Shane didn’t see Ilya, not until he collapsed on the pathway leading to the front door, just a foot from where Ilya was sitting.
“Fuck, baby, are you okay?” Ilya asked, immediately setting his coffee down and reaching for Shane. He pulled him out of the sun, and had him sit upright, back against the house.
“I'm dizzy,” he mumbled back. He lolled his head back and closed his eyes. God or whoever was out there could take him now. Shane couldn’t face Ilya. Ilya shook him a little bit, treating this like concussion protocol. The patient had to stay awake. Answer questions. Shane tried, but it was hard. He couldn’t talk and breathe at the same time.
Ilya gave him some time to gather himself, and then, when he thought Shane could handle it, shoved the ice cold smoothie into his hands. An ice chip during a panic attack. Shane came back to himself immediately.
“You will drink this,” Ilya instructed, bringing the straw to Shane’s lips. Shane sucked and from the first taste that passed over his tongue, he knew Ilya had messed with the recipe. But it tasted so fucking delicious he didn’t care. He felt delirious. He was going to start crying over a smoothie.
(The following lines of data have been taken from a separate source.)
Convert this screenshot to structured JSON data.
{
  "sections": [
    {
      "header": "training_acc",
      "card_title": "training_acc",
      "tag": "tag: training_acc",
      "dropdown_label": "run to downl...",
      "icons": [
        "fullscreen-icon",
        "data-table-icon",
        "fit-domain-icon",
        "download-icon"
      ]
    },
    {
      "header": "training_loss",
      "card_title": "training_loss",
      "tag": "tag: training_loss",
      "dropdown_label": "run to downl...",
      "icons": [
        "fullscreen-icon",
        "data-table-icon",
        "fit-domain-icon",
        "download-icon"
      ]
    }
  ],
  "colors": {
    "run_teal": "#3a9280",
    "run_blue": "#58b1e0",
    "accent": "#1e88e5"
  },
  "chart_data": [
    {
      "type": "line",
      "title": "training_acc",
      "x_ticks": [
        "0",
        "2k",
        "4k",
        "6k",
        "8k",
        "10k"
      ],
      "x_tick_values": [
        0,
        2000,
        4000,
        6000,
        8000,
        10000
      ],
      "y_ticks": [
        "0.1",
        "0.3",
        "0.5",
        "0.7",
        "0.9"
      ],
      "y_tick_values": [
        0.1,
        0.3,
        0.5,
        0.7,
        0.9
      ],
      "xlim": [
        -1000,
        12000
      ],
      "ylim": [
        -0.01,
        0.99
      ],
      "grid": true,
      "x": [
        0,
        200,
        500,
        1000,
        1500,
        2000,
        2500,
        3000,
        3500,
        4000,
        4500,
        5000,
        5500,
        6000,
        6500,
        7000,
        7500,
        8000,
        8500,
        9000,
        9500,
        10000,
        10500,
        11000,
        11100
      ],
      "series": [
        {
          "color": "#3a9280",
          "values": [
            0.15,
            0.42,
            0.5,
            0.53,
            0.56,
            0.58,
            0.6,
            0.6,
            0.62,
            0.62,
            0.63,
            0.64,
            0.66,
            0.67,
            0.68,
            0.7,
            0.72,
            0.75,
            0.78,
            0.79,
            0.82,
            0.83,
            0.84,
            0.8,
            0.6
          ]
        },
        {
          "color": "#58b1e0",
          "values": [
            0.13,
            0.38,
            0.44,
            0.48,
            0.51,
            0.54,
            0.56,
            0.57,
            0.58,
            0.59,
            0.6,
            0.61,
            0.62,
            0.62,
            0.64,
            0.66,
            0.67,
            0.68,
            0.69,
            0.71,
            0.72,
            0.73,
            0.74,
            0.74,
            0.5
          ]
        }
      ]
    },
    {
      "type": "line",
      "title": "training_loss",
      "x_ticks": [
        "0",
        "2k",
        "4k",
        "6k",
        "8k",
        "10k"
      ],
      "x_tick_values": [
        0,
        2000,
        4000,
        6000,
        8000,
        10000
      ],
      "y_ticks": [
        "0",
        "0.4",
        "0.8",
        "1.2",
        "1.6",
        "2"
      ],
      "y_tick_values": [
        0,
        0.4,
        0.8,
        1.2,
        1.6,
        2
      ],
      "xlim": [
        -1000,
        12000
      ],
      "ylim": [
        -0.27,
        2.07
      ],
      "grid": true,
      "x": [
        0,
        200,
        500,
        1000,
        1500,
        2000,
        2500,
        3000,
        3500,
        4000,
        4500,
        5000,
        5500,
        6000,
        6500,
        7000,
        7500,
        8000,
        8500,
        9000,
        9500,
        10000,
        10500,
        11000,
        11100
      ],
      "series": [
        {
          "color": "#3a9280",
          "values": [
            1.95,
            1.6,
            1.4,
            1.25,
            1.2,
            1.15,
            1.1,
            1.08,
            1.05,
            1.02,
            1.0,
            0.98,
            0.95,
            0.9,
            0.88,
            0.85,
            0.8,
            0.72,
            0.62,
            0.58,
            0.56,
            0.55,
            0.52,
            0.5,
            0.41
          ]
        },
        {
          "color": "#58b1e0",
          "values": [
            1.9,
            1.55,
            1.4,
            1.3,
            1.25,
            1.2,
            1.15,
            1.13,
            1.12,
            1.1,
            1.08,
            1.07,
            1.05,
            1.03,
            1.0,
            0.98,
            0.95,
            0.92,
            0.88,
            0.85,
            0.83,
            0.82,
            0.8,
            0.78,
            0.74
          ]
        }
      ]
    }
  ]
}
When he finished it, Ilya took the cup from him, stood, and offered his hand. The lack of conversation was freaking Shane out, but he was too exhausted to care. He took Ilya’s hand and continued to hold it as Ilya walked them to the kitchen. When he’d had this cottage built with the kitchen as the central focal point, Shane had no clue how much he’d come to resent that choice — it always had to be the fucking kitchen.
Shane stopped in his path when he saw the kitchen island. It was littered with every snack and every meal that Shane had lied about eating. He’d hid some of those protein bars in really creative places, and yet there they were, staring back at him. He was speechless, and mad, and so desperately in love, and absolutely torn open. There was no word in the French or English languages that felt comprehensive enough for everything he was feeling. When things calmed down, he’d have to ask Ilya if Russian had any options.
“I don’t know what happened, but Shane, you can struggle, you can have a hard time, but you don’t have to hide it from me,” Ilya said, looking ahead to the counter, instead of at Shane.
Shane nodded his head. His jaw was locked shut again, he could feel it.
“When you’re ready you will tell me, but for today, I will take care of you. We will take baby steps. And when you’re ready to talk, we will make a plan. But for now, I will hold you and I will help you through today. And then we’ll take it one day at a time. But no divorce, not now, not ever. You’d have to kill me if you ever wanted to get rid of me.”
Shane’s lips quirked into a half smile at that. He nodded again, and let Ilya pull him into a crushing embrace.
“I know better,” Shane whispered. “But it was so hard, and it got so bad so quickly.”
He whimpered into Ilya's arms, and Ilya pet Shane’s hair and ran his other hand up and down Shane’s back. Ilya wasn’t going anywhere, nor was he letting Shane go anywhere.
“I know, моя любовь, I know. But you are so brave. We try again tomorrow, for each other, да? One day at a time.”
One day at a time. Yeah, he could do that, Shane thought, he could do that for Ilya. One day at a time.